Date: 2009-07-15 11:14 am (UTC)
It's interesting that a lot of the discussion on the YA/Adult borderline seems to stem from sexual content, and I think that says a lot more about the adults than the YA readers. Or, rather, the adult publishers and what not.

I find it interesting that we seem to believe or wish that the lives of modern pre-teens and teens are utterly asexual, when in fact, I can't think of a time in my life when sex was more on my mind. And I think it's interesting that the only books that would deal with sex in a way that didn't feel like Just Say No To Sex Forever Or You Will Get Pregnant And Chlamydia Just From Looking At Boys! propaganda (I grew up in Tennessee, it was a very conservative environment) were romance novels, but the "age appropriate" novels I dealt with didn't seem to address the sexuality issues that were part and parcel of my life at that point.

And I'm wondering if that will change as YA becomes the new "hot ticket" genre.


In YA UF, for example, I don't find the female characters to be as bitchy and there's real story because you can't fill it all up with sex.

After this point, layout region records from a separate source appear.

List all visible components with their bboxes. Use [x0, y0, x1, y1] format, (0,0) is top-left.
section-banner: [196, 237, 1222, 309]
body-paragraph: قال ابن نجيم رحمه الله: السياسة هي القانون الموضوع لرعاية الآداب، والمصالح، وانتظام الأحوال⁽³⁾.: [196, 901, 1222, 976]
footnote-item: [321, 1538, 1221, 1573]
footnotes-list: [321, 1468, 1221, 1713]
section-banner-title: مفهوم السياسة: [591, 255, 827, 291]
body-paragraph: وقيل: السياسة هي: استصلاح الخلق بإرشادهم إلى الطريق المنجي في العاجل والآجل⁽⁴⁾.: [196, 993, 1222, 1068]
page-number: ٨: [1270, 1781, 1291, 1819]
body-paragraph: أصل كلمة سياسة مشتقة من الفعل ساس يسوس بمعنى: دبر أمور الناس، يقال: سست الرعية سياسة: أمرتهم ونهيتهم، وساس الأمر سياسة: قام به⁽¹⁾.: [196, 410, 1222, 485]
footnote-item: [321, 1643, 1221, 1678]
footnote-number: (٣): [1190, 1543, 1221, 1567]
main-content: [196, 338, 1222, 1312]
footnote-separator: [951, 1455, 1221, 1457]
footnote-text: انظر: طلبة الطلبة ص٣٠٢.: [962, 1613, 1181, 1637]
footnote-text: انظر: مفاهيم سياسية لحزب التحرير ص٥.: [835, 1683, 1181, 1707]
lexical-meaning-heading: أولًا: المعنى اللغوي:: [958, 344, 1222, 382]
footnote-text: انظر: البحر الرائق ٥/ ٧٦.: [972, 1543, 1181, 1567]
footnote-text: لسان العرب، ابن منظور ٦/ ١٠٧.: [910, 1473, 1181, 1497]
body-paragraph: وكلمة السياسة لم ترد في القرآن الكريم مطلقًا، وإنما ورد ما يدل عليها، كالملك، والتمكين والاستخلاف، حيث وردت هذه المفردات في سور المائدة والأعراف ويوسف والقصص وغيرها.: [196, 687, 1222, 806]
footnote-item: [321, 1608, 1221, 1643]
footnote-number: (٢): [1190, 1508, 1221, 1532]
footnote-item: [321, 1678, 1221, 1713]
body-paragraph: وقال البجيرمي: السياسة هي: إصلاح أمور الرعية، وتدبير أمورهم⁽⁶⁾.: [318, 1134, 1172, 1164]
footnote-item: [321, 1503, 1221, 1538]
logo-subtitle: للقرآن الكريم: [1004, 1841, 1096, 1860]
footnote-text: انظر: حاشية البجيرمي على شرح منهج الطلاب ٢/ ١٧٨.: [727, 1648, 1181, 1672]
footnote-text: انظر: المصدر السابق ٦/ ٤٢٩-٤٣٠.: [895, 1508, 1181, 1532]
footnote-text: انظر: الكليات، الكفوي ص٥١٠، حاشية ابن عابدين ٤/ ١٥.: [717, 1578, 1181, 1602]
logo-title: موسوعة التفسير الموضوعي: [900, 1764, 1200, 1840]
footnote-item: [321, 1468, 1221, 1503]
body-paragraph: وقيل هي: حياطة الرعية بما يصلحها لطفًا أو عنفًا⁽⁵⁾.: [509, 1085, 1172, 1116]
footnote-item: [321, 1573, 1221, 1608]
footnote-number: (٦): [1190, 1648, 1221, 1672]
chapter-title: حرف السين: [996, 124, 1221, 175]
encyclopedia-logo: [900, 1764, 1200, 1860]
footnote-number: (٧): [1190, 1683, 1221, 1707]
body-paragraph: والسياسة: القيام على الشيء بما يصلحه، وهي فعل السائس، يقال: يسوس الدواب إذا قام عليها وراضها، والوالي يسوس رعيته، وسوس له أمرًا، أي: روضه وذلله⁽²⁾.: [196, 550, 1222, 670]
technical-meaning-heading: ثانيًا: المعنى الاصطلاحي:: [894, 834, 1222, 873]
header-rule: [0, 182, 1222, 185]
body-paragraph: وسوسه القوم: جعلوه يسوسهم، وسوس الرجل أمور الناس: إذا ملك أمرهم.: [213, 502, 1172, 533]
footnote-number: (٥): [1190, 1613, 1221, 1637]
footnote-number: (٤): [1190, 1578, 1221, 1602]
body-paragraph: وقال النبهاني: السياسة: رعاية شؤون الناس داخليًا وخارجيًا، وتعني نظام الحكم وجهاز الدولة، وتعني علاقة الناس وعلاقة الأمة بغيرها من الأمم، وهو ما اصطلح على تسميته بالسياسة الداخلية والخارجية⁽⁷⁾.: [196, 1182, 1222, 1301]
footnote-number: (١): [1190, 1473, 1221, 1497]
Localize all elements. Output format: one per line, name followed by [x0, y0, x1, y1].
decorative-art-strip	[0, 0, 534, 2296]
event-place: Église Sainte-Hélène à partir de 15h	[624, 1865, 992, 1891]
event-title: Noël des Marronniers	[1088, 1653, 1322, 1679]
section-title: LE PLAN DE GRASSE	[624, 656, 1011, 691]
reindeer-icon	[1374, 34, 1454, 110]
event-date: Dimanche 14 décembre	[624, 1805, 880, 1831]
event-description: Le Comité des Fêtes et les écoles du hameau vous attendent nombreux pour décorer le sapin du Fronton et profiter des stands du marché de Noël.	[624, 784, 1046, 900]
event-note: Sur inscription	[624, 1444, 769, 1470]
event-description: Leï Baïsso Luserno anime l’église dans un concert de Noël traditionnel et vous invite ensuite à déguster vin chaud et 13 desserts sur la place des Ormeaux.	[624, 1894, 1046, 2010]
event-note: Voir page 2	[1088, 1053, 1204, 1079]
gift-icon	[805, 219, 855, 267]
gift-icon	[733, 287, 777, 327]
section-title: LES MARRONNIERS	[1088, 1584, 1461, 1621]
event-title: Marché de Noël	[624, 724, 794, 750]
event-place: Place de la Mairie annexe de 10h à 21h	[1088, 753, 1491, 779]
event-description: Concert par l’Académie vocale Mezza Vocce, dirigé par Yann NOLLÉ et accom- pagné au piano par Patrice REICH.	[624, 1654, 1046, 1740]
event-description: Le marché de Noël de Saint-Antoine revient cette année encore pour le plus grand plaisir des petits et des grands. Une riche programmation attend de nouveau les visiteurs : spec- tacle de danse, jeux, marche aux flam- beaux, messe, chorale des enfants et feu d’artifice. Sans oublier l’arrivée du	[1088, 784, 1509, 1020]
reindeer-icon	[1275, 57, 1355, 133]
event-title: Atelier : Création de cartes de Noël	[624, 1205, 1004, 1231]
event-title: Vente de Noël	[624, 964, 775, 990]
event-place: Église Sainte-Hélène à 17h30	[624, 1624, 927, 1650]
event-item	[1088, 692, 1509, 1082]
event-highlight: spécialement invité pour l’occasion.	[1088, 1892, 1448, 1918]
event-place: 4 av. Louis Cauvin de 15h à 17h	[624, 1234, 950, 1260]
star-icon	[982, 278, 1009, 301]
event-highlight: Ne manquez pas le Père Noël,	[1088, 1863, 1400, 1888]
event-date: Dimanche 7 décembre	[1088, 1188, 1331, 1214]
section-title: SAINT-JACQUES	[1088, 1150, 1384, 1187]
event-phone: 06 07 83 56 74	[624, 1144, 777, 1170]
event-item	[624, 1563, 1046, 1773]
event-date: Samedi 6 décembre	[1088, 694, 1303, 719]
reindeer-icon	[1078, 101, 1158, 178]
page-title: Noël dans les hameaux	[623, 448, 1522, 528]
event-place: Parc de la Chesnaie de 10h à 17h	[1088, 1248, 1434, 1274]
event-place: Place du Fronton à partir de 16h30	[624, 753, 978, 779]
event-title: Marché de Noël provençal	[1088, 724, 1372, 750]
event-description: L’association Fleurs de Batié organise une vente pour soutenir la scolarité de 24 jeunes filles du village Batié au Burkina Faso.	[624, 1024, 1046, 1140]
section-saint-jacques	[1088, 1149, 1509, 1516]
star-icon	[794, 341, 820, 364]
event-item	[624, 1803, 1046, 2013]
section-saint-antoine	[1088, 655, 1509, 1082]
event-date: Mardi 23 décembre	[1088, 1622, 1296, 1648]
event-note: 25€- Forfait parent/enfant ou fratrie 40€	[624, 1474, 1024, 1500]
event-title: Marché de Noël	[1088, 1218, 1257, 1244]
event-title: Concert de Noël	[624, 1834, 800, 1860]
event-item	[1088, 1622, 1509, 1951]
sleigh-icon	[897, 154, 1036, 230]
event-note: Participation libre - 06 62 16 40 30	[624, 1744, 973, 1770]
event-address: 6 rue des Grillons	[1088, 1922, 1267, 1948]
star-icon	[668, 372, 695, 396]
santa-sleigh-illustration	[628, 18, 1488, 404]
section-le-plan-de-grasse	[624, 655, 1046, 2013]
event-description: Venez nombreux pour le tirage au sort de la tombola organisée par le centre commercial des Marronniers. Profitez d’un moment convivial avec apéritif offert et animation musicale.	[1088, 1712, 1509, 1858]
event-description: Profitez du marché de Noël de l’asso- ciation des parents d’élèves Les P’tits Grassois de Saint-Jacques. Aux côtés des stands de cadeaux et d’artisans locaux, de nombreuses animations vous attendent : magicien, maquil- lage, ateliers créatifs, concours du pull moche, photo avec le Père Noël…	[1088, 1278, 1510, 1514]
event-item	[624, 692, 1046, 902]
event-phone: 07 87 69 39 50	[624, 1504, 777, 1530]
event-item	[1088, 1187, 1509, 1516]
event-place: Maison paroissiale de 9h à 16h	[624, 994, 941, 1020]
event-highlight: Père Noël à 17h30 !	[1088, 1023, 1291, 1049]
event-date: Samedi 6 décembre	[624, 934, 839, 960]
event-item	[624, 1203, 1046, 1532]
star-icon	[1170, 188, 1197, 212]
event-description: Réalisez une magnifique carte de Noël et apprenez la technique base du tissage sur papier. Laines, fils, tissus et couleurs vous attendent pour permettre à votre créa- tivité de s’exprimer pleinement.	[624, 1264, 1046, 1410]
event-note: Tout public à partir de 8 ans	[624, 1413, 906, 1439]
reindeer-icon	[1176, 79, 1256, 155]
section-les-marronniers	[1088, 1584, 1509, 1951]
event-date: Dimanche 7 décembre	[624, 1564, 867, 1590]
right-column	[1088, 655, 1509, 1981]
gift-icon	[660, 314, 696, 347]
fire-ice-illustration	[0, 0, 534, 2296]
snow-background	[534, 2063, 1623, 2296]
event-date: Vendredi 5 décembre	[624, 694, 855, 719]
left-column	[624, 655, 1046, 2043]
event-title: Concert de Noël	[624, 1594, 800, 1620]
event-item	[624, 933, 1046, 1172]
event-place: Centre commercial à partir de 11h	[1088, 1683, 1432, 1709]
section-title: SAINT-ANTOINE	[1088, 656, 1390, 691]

I find this sort of ironic, because speaking for myself? I know that as a teenager, I would have been absolutely thrilled to read a book that was filled with sex scenes.

And now that I'm an adult and sex is just Part of Life and about as mysterious to me as washing dishes (though decidedly more fun) - I'm kind of bored by that very thing and have very little tolerance for constant, run-of-the-mill sexual content that fills a book like creme fills a Boston donut.